Die Formulierung des Sicherheitshinweises von F5 lässt darauf schließen, dass der Hersteller weiterhin daran arbeitet, den Angreifer aus seinen Systemen zu entfernen. Dass es bereits aktive Angriffe über eine dieser Sicherheitslücken gibt, ist jedoch nicht bekannt. Außerdem gebe es bisher keine Hinweise auf Zugriffe auf Daten aus den CRM-, Finanz- oder Support-Systemen von F5. Auch Änderungen an der Software-Lieferkette, einschließlich des Quellcodes und der Build- und Release-Pipeline seien bisher nicht bekannt. Dies habe F5 durch un­ab­häng­ige Prüfungen der Cybersicherheitsforschungsunternehmen NCC und IOActive bestätigen lassen. Der Angreifer habe dem aktuellen Wissensstand nach auch nicht auf den Quellcode von NGINX – ursprünglich ein Open-Source-Projekt, das F5 im Jahr 2019 über­nommen hat – oder die Produktentwicklungsumgebung zugegriffen oder verändert. Zudem seien auch die Distri­buted Cloud Services und Silverline-Systeme bisher nicht von Angriffen betroffen.

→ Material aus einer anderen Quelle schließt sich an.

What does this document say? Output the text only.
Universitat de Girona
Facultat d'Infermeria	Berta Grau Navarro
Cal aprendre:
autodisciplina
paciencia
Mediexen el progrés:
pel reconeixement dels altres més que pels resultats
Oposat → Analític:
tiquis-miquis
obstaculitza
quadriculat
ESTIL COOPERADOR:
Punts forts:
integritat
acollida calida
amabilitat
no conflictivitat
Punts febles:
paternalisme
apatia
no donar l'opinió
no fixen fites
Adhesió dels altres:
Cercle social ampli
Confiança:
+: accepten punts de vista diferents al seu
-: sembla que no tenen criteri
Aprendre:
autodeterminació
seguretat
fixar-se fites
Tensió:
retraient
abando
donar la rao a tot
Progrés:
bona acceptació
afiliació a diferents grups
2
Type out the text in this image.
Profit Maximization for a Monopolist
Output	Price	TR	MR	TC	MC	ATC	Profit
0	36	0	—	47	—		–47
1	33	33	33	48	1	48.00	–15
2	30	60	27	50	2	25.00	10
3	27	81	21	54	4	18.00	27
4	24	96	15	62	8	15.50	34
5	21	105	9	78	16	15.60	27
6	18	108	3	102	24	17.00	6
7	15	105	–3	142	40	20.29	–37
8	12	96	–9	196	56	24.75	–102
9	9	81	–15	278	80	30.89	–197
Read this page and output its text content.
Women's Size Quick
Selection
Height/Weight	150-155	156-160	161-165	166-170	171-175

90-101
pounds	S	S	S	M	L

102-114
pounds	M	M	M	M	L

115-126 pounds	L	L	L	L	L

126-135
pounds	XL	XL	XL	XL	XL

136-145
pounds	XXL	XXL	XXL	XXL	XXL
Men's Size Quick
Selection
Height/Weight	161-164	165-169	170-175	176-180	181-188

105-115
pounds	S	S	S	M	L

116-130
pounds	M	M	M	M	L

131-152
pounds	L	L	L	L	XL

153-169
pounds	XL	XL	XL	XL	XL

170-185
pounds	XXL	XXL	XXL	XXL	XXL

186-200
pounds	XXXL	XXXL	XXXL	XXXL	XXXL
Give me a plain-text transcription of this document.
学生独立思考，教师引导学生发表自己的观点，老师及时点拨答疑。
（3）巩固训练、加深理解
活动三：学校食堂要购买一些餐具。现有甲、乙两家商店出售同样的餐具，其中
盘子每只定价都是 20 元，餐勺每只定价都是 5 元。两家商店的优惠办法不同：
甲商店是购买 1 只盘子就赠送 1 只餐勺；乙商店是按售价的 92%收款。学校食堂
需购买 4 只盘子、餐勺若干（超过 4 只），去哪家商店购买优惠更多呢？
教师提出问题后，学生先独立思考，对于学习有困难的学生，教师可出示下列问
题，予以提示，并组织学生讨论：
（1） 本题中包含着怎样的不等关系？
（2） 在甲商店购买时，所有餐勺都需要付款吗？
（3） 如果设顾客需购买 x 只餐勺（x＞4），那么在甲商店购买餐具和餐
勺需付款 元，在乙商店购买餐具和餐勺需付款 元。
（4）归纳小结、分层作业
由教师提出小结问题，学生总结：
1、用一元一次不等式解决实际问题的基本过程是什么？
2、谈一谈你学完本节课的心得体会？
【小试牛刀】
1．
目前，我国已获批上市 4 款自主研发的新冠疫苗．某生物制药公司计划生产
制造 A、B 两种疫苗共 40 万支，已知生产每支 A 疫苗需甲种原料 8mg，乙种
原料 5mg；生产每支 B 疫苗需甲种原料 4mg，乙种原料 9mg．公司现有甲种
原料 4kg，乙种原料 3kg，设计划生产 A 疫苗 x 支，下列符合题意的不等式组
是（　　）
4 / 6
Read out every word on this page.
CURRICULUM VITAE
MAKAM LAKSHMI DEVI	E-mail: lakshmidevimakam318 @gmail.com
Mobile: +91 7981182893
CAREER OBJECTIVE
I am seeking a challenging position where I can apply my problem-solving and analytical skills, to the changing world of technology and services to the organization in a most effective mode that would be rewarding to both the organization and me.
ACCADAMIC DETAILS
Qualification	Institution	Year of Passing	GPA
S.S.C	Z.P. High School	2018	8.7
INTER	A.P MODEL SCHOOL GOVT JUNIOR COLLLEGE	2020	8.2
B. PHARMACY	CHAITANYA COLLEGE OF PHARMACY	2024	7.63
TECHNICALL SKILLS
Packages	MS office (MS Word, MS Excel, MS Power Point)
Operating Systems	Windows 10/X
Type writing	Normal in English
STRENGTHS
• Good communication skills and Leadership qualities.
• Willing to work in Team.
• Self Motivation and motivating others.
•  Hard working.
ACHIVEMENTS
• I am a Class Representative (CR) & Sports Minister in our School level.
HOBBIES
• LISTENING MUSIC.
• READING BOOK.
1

Im Eilverfahren hat F5 Updates für BIG-IP, F5OS, BIG-IP Next für Kubernetes, BIG-IQ und APM-Clients veröffentlicht. F5-Kunden sollten diese schnellstmöglich aufspielen, um sich vor An­grif­fen auf ihre Systeme zu schützen. Der Hersteller verweist zudem auf seine vierteljährlich erscheinenden Security Notifications. Über den Support können Kunden zudem einen Leitfaden zur Bedrohungssuche sowie zur Verbesserung der Erkennung und Überwachung der eigenen Umgebung erhalten. Als weiteres Werkzeug gibt der Hersteller seinen Kunden Best Practices für die Härtung ihrer Systeme sowie das iHealth Diagnostic Tool an die Hand. Mit Letzterem können Unternehmen Sicherheitslücken aufdecken und eigene Maßnahmen besser priorisieren.

Darüber hinaus empfiehlt F5, das BIG-IP-Event-Streaming für interne SIEM-Systeme (Security Information and Event Management) zu aktivieren. Für die Syslog-Konfiguration und die Überwachung von Anmeldeversuchen bietet der Hersteller Schritt-für-Schritt-Anleitungen.